Birgit Müller-Wielands neuer Roman Flugschnee ist fordernd. Da gibt es kein Zurücklehnen und Es-sich-gemütlich-machen: Aufrecht und mit gestrafftem Rücken ist man als LeserIn dabei, den assoziativen Bildreihen zu folgen. Es sind Bilder, die springen, Menschenseelenbruchstücke und Glücksmomente, die sich langsam zu einem Ganzen fügen. Mit Verweisen wie z.B. auf Karin Boyes Dystopie „Kallocain“ eröffnen sich den interessierten LeserInnen zudem neue Spannungsbögen: Hat das Buch etwas mit Simons Verschwinden zu tun? Wie sehr kann ein digital sozialisierter Mensch von Büchern beeinflusst werden?
Flugschnee ist auch ein Beschreiben des Älterwerdens und des Sich-Verlierens, ein Suchen nach einem Ankommen und ein Sich-Finden. „Es ist möglich, daß Eigenschaften ihrer Groß- und Urgroßeltern in ihrem Wesen hervortreten … Sie muß alles auf eigene Art gesehen haben, schon bevor sie sprechen konnte, und dann – ja, du weißt es ja selbst, sie hat so eine besondere Art.“ (S. 156). „Flugschnee“ ist ein Hoffnungsträger: Dass das Leben weitergeht, ein Weiterundweiter durch die Kinder und Kindeskinder – die Nachkommen verwoben mit dem Früher.
„Nach Hause möchte ich„, lautet die erste und „Jetzt bin ich da“ die letzte Zeile des Romans. Zu Hause sein können, trotz allem – das ist Glück.
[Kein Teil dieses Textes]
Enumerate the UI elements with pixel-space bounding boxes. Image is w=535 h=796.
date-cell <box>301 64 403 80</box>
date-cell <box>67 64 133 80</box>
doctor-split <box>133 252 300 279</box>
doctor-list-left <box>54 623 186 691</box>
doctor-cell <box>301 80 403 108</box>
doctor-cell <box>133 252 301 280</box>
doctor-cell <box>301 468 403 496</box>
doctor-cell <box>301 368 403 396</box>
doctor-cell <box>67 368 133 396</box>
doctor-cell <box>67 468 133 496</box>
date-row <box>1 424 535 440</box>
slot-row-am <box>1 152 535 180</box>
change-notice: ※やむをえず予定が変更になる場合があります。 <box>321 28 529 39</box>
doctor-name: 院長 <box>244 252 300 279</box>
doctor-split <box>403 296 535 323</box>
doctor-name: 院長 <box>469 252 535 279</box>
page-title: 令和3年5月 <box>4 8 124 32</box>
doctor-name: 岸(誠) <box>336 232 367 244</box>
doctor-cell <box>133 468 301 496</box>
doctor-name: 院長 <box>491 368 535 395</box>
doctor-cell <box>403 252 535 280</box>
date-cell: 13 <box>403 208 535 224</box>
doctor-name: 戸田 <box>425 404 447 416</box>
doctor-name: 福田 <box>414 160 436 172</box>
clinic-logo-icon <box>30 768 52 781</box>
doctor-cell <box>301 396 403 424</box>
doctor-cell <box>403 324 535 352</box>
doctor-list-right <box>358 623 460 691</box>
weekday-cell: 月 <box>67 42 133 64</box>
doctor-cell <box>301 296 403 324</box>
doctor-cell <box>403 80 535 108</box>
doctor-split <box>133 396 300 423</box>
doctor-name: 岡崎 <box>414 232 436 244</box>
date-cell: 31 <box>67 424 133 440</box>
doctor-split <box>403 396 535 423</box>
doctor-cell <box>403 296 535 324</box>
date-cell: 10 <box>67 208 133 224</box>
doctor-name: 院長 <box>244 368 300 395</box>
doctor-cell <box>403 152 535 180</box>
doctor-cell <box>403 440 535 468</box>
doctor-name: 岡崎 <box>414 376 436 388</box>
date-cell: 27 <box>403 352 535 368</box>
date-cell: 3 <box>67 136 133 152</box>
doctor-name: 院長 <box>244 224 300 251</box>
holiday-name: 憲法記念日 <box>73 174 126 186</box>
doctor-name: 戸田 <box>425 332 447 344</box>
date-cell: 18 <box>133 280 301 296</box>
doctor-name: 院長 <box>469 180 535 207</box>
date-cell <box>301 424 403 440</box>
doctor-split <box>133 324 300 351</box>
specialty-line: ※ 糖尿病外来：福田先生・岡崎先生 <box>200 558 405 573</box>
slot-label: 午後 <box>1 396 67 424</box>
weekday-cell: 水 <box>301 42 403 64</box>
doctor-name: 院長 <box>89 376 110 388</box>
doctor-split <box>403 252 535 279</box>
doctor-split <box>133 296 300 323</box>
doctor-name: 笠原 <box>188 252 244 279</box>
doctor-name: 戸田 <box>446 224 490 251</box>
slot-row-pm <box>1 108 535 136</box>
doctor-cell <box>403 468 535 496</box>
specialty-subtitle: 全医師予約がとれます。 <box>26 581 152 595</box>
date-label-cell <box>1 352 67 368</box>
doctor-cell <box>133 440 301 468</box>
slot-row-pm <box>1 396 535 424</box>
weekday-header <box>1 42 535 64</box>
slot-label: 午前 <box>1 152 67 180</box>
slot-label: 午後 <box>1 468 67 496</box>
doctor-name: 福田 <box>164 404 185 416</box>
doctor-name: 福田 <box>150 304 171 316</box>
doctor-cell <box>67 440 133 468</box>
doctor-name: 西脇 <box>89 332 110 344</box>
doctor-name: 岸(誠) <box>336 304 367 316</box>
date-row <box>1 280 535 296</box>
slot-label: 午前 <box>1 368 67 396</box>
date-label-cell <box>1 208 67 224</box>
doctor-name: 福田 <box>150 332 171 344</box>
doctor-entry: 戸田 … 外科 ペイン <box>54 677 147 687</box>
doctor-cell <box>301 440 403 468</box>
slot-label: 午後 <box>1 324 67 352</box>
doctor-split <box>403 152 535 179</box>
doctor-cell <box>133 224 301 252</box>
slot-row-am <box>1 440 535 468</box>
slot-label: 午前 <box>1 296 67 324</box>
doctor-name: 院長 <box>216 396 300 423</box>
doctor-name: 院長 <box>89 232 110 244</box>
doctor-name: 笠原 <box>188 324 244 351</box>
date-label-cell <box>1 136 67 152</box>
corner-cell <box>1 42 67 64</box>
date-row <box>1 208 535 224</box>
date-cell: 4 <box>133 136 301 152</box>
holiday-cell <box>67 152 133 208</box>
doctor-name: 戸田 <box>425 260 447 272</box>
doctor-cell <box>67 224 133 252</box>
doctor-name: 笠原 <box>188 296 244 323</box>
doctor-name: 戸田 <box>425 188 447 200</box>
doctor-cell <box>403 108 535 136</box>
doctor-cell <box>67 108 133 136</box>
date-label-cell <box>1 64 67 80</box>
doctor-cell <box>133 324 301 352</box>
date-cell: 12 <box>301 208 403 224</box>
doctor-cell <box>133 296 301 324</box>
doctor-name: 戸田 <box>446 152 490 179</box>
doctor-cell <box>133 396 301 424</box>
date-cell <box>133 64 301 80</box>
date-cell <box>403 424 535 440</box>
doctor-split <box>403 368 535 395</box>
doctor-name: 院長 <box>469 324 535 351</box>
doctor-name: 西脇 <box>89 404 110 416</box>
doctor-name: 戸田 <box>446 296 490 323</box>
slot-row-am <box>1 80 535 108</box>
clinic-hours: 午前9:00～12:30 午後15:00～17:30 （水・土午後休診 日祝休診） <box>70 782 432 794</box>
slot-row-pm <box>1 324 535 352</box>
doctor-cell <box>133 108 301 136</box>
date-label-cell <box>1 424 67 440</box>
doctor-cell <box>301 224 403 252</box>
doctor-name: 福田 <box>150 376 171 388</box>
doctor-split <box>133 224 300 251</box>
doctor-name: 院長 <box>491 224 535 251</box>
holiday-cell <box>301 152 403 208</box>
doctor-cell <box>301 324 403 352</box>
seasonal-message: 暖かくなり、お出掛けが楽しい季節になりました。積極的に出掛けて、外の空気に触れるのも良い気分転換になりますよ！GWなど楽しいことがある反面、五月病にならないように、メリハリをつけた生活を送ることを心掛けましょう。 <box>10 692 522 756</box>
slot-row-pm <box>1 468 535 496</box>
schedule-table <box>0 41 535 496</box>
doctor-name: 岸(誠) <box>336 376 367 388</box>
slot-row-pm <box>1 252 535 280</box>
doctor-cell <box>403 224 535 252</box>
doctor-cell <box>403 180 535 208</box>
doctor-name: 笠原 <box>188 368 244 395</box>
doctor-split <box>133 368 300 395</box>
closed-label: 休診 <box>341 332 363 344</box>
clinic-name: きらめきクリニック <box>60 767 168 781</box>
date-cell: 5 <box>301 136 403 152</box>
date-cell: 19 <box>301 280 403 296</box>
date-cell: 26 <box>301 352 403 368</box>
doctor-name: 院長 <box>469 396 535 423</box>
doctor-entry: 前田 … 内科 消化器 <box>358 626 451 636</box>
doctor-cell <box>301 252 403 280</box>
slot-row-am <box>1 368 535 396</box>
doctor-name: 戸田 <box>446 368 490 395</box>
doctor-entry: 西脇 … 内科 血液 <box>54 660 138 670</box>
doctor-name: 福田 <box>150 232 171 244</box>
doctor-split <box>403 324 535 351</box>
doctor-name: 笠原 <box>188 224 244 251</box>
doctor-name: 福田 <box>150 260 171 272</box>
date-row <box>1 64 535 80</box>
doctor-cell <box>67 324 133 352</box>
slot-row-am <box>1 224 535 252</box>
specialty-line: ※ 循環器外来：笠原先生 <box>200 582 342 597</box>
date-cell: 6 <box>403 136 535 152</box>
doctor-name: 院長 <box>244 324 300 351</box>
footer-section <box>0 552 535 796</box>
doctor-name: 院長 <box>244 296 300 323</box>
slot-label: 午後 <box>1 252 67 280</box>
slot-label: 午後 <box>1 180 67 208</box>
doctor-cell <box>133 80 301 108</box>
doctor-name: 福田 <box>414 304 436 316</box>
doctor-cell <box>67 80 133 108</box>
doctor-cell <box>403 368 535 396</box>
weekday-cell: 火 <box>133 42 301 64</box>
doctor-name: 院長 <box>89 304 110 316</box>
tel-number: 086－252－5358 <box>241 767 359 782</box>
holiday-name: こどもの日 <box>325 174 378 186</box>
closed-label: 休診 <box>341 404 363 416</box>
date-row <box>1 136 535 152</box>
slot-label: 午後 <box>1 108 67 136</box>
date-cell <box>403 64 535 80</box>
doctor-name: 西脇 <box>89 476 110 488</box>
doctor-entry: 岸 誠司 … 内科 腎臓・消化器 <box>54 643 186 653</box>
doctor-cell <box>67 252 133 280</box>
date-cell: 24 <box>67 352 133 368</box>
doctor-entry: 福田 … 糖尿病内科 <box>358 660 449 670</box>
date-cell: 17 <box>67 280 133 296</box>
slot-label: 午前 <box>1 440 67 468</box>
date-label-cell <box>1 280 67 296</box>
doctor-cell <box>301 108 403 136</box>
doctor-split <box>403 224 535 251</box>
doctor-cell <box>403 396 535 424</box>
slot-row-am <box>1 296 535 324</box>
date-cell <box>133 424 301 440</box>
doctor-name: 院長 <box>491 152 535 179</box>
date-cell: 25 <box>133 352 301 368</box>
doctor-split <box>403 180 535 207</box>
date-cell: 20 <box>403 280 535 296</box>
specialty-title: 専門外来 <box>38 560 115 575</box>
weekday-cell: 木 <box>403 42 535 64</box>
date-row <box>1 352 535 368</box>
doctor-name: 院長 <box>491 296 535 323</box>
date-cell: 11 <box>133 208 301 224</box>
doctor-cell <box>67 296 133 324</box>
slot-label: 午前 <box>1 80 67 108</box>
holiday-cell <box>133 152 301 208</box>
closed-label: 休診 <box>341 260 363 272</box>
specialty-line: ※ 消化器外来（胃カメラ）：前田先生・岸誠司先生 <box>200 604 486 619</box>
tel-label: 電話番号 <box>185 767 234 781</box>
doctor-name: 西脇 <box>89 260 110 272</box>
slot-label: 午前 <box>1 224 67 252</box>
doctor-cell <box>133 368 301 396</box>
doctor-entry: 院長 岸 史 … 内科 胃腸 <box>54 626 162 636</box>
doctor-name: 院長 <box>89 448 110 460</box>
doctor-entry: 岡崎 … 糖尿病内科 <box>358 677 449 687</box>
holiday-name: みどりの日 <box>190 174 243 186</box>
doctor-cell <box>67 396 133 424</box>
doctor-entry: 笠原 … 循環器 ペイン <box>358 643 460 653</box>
Birgit Müller-Wieland Flugschnee
Roman.
Salzburg: Otto Müller, 2017.
343 S.; geb.
ISBN 978-3-7013-1248-1.

Rezension vom 09.05.2017

Originalbeitrag. Für die Rezensionen sind die jeweiligen Verfasser:innen verantwortlich. Sie geben nicht notwendig die Meinung der Redaktion wieder.